Model assertions can improve or override model predictions in real time.[14] Model assertions are business rules that act on model predictions themselves. Examples could include checking the age of a customer to whom a model recommends advertising alcoholic beverages, or checking for large prepayments for a prediction that says a high net worth individual is about to default.

Discrimination remediation

There are a lot of ways to fix discrimination in ML models. Many non-technological solutions involve promoting a diversity of expertise and experience on data science teams, and ensuring diverse intellects are involved in all stages of model building.[15] Organizations should, if possible, require that all important data science projects include personnel with expertise in ethics, privacy, social sciences, or other related disciplines.

From a technical perspective, discrimination remediation methods fall into three major buckets: data pre-processing, model training and selection, and prediction post-processing. For pre-processing, careful feature selection, and sampling and reweighing rows to minimize discrimination in training data can be helpful.
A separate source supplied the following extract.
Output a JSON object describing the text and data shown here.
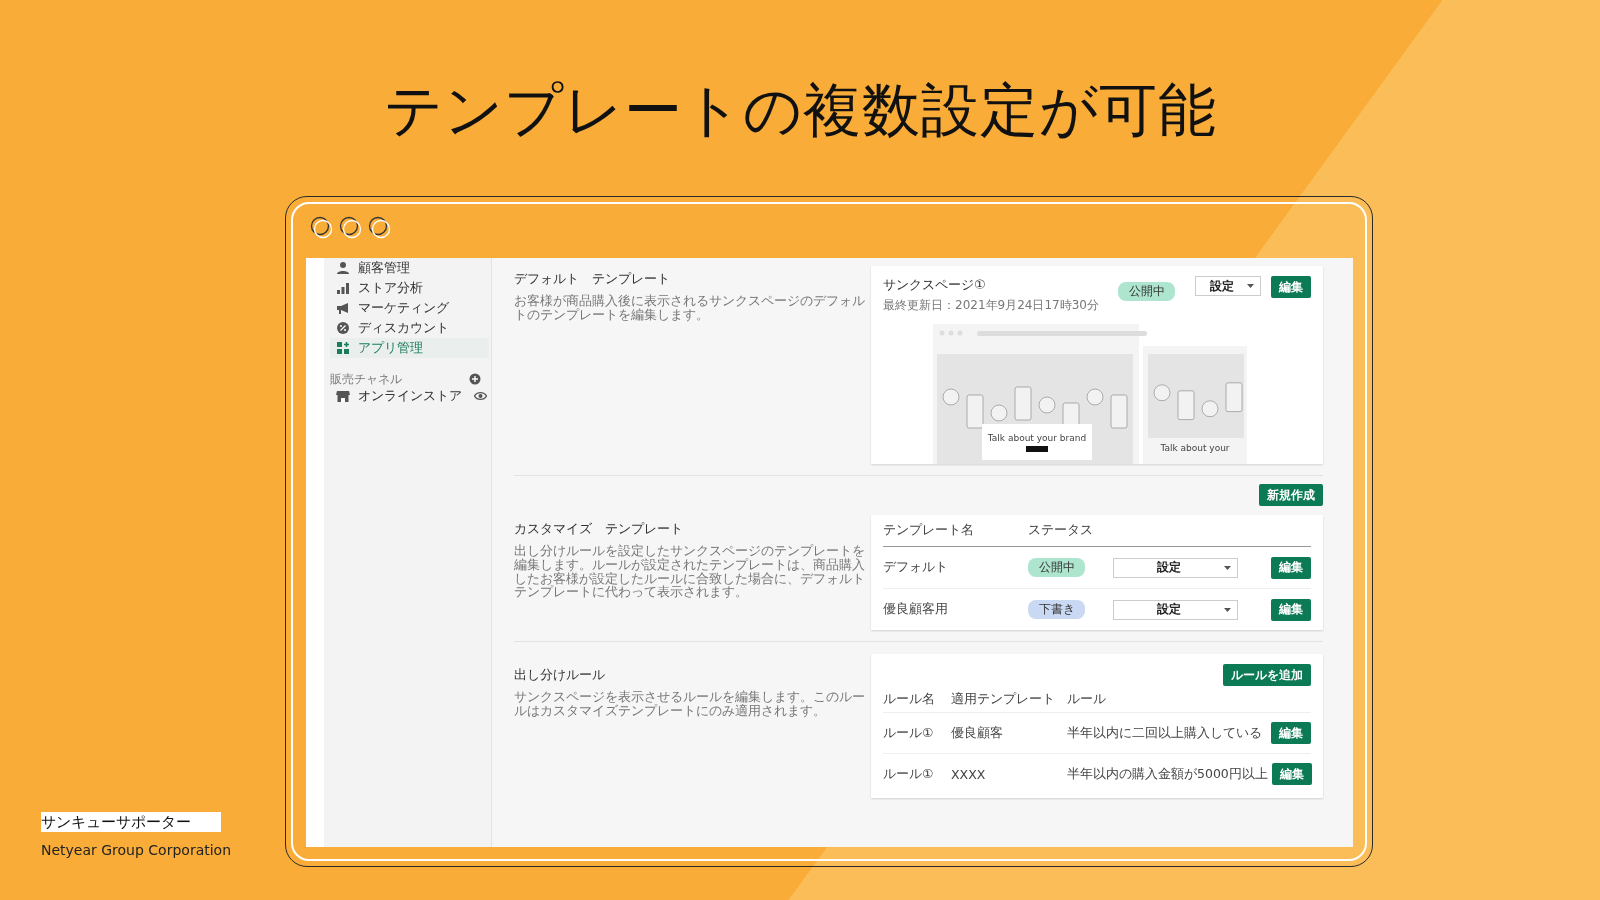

For model training and selection, we recommend considering fairness metrics when selecting hyperparameters and decision cutoff thresholds. This may also involve training fair models directly by learning fair representations (LFR) and adversarial debiasing in AIF360, or using dual objective functions that consider both accuracy and fairness metrics. Last, for prediction post-processing, changing model predictions after training, like reject-option classification in AIF360 or Themis ML, can also help to reduce unwanted bias.

Model monitoring

Model debugging is not a one-and-done task. The accuracy, fairness, or security characteristics of ML models are not static. They can change significantly over time based on the model’s operating environment. We recommend monitoring ML models for accuracy, fairness, and security problems at regular time intervals once they are deployed.

Anomaly detection

Strange, anomalous input and prediction values are always worrisome in ML, and can be indicative of an adversarial attack on an ML model. Luckily, anomalous inputs and predictions can be caught and corrected in real time using a variety of tools and techniques: data integrity constraints on input data streams, statistical process control methodologies on inputs and predictions, anomaly detection through autoencoders and isolation forests, and also by comparing ML predictions to benchmark model predictions.

Conclusion and further reading

Everyone wants trustworthy ML models. And that means that as ML is more widely adopted, the importance of model debugging will only increase over time. That holds true for everyone from Kagglers to front-line data scientists to legal and risk management personnel and for ML consumers and decision subjects. Those interested in more details can dig deeper into the code on GitHub used to create the examples in this post.[16] Or, you can learn more about model debugging in the ML research community by checking out the 2019 International Conference on Learning Representations (ICLR) Debugging Machine Learning Models workshop proceedings.[17] Hopefully some of these techniques will work for you and your team. If so, have fun debugging!